La Policía llegó 30 minutos después del tiroteo en el parquecito del bloque L, a unos 300 metros del lugar donde ocurrió el asalto.
Los vecinos creen que se trató de una disputa entre pandillas juveniles, y los atacantes abandonaron la motorina más adelante porque no pudieron arrancarla.
El motorista quedó hospitalizado y perdió varios dedos.
El diario sitúa ese episodio como parte de un aumento de la criminalidad favorecido por la oscuridad de los cortes eléctricos y por una respuesta policial que, de acuerdo con los testimonios recogidos, concentra sus recursos en la protección de la propiedad estatal y de las tiendas en divisas.
“Eran como las 19:00 y estábamos en apagón, como siempre”, relató Carlos Alberto, vecino del distrito José Martí, al medio.
Contó que muchas personas salen de sus casas por el calor, los mosquitos y porque en la calle consiguen algo de señal de datos móviles, y que en ese contexto vio cómo varios hombres atacaron al conductor de la motorina y lo dejaron tendido en el suelo antes de que empezaran los disparos.
Un robo en una vivienda tardó 12 horas en obtener respuesta policial La inseguridad no se limita a la calle.
En el barrio de Micro 7 , la ausencia nocturna de José, un guardia de seguridad que vive solo, fue aprovechada para desvalijar su apartamento.
“Se lo llevaron todo: los cárnicos que tenía en el refrigerador, la tanqueta del arroz, colchones, ropa y la motorina de un amigo que vive en un piso alto y la guardaba en su casa, que es un primer piso”, dijo Aida, novia de José, citada por la publicación.

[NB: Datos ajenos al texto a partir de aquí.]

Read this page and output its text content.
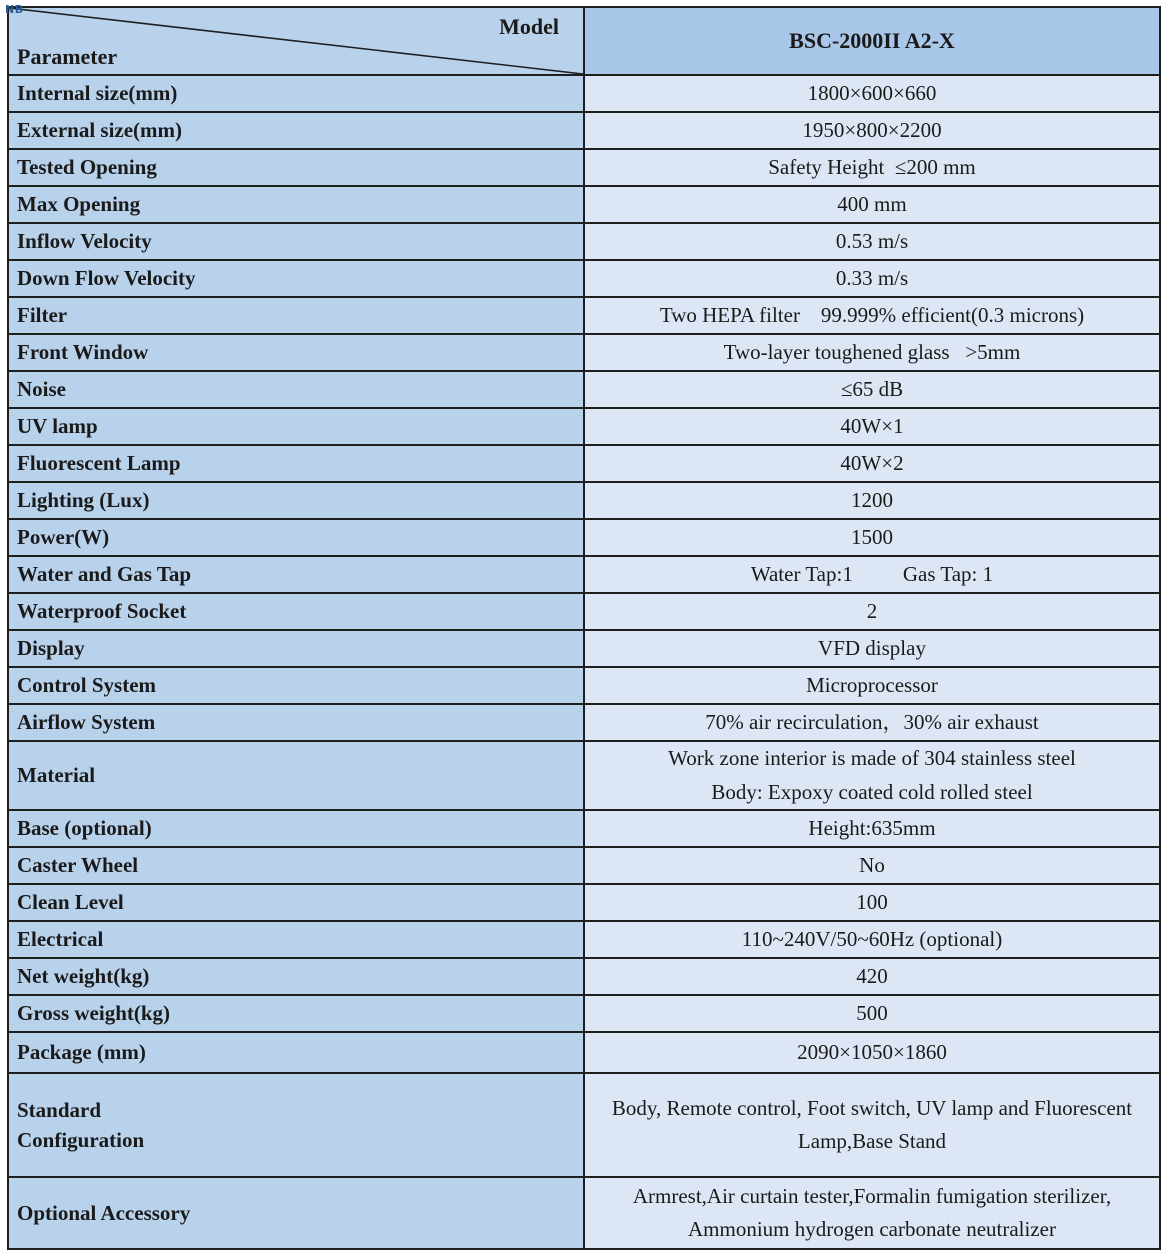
NB
Model
Parameter	BSC-2000II A2-X
Internal size(mm)	1800×600×660
External size(mm)	1950×800×2200
Tested Opening	Safety Height  ≤200 mm
Max Opening	400 mm
Inflow Velocity	0.53 m/s
Down Flow Velocity	0.33 m/s
Filter	Two HEPA filter    99.999% efficient(0.3 microns)
Front Window	Two-layer toughened glass   >5mm
Noise	≤65 dB
UV lamp	40W×1
Fluorescent Lamp	40W×2
Lighting (Lux)	1200
Power(W)	1500
Water and Gas Tap	Water Tap:1 Gas Tap: 1
Waterproof Socket	2
Display	VFD display
Control System	Microprocessor
Airflow System	70% air recirculation，30% air exhaust
Material	Work zone interior is made of 304 stainless steel
Body: Expoxy coated cold rolled steel

Base (optional)	Height:635mm
Caster Wheel	No
Clean Level	100
Electrical	110~240V/50~60Hz (optional)
Net weight(kg)	420
Gross weight(kg)	500
Package (mm)	2090×1050×1860

Standard
Configuration	Body, Remote control, Foot switch, UV lamp and Fluorescent Lamp,Base Stand
Optional Accessory	Armrest,Air curtain tester,Formalin fumigation sterilizer, Ammonium hydrogen carbonate neutralizer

Cuando el hombre regresó a las 6:00 de la mañana y encontró la puerta abierta, fue a la estación de Policía de Micro 9 para denunciar el robo.
Aida contó que allí le dijeron primero que debía esperar al cambio de turno de las 7:00 , y que después de formalizar la denuncia volvió a su casa a esperar a los agentes.
La Policía apareció a las 20:00 , 12 horas después.
Más de dos meses más tarde, las pertenencias no habían sido recuperadas y no se había detenido a los responsables.